Isu mengenai adanya bantuan dana sebesar Rp10 juta dari Dinas Pemuda dan Olahraga (Dispora) Banyuasin untuk kegiatan pesta olahraga yang digelar Komite Olahraga Nasional Indonesia (KONI) Banyuasin dibantah oleh pihak terkait.
Pelaksana Tugas (Plt) Kepala Dispora Banyuasin, Sirojudin, menegaskan kegiatan tersebut tidak menerima bantuan anggaran dari pemerintah daerah. Ia menyebut kabar yang beredar tidak benar dan berpotensi menimbulkan kesalahpahaman.
“Itu wong nak buat kisruh bae. Sejauh ini tak ada bantuan. Memang tak ada anggaran untuk kegiatan ini,” ujarnya.
Pernyataan serupa disampaikan Ketua Harian KONI Banyuasin, Yuris. Ia mengatakan isu tersebut sempat membuat sejumlah pengurus cabang olahraga (cabor) kebingungan dan saling bertanya. Menurutnya, pelaksanaan pesta olahraga dilakukan secara swadaya, termasuk menggunakan dana pribadi panitia.
“Yang pasti nombok uang pribadi. Isu ini perlu diluruskan agar tidak terjadi salah paham antar panitia. Sekarang malah saling tuduh, diserahkan ke mana bantuan itu, padahal kami tidak menerima,” kata Yuris.
Ia berharap klarifikasi ini dapat meredam polemik serta menjaga kekompakan panitia dan pengurus cabang olahraga yang terlibat.
Pesta olahraga tersebut diketahui menjadi bagian dari rangkaian peringatan Hari Ulang Tahun (HUT) ke-24 Kabupaten Banyuasin yang digagas KONI bersama Dispora Banyuasin.

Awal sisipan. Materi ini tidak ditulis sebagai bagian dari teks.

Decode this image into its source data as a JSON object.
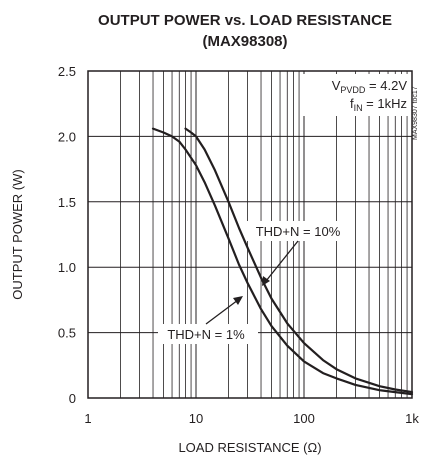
{
  "chart_data": {
    "type": "line",
    "title": "OUTPUT POWER vs. LOAD RESISTANCE",
    "subtitle": "(MAX98308)",
    "xlabel": "LOAD RESISTANCE (Ω)",
    "ylabel": "OUTPUT POWER (W)",
    "x_scale": "log",
    "xlim": [
      1,
      1000
    ],
    "ylim": [
      0,
      2.5
    ],
    "x_ticks": [
      {
        "value": 1,
        "label": "1"
      },
      {
        "value": 10,
        "label": "10"
      },
      {
        "value": 100,
        "label": "100"
      },
      {
        "value": 1000,
        "label": "1k"
      }
    ],
    "y_ticks": [
      {
        "value": 0,
        "label": "0"
      },
      {
        "value": 0.5,
        "label": "0.5"
      },
      {
        "value": 1.0,
        "label": "1.0"
      },
      {
        "value": 1.5,
        "label": "1.5"
      },
      {
        "value": 2.0,
        "label": "2.0"
      },
      {
        "value": 2.5,
        "label": "2.5"
      }
    ],
    "grid": true,
    "conditions": {
      "line1_main": "V",
      "line1_sub": "PVDD",
      "line1_rest": " = 4.2V",
      "line2_main": "f",
      "line2_sub": "IN",
      "line2_rest": " = 1kHz"
    },
    "figure_ref": "MAX98307 toc17",
    "series": [
      {
        "name": "THD+N = 1%",
        "x": [
          4,
          5,
          6,
          7,
          8,
          10,
          12,
          15,
          20,
          25,
          30,
          40,
          50,
          70,
          100,
          150,
          200,
          300,
          500,
          700,
          1000
        ],
        "y": [
          2.06,
          2.03,
          2.0,
          1.96,
          1.9,
          1.78,
          1.65,
          1.47,
          1.22,
          1.02,
          0.88,
          0.68,
          0.55,
          0.4,
          0.28,
          0.19,
          0.15,
          0.1,
          0.06,
          0.045,
          0.03
        ]
      },
      {
        "name": "THD+N = 10%",
        "x": [
          8,
          9,
          10,
          12,
          15,
          20,
          25,
          30,
          40,
          50,
          70,
          100,
          150,
          200,
          300,
          500,
          700,
          1000
        ],
        "y": [
          2.06,
          2.03,
          2.0,
          1.9,
          1.74,
          1.5,
          1.3,
          1.15,
          0.92,
          0.76,
          0.57,
          0.42,
          0.29,
          0.22,
          0.15,
          0.09,
          0.065,
          0.045
        ]
      }
    ],
    "annotations": [
      {
        "text": "THD+N = 10%",
        "points_to": "THD+N = 10%",
        "at_x": 50,
        "at_y": 0.76
      },
      {
        "text": "THD+N = 1%",
        "points_to": "THD+N = 1%",
        "at_x": 30,
        "at_y": 0.88
      }
    ],
    "colors": {
      "line": "#231f20",
      "grid": "#231f20",
      "background": "#ffffff"
    }
  }
}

Adapun cabang olahraga yang dipertandingkan dalam kegiatan ini meliputi bulu tangkis ganda putra yang diikuti 32 pasangan dan dipimpin Ketua PBSI Banyuasin Irian Setiawan; tenis meja ganda putra dan putri yang diikuti 16 pasangan dan dilaksanakan PTMSI Banyuasin; serta tenis lapangan yang diikuti 29 pasangan ganda putra/putri di bawah Ketua PELTI Banyuasin H. Sultan Al Rasyid.
Selain itu, terdapat lomba catur untuk kategori umum dan antar organisasi perangkat daerah (OPD) yang dilaksanakan Percasi Banyuasin, serta pertandingan bola basket untuk pelajar SMA/Madrasah Aliyah yang dilaksanakan PERBASI Banyuasin.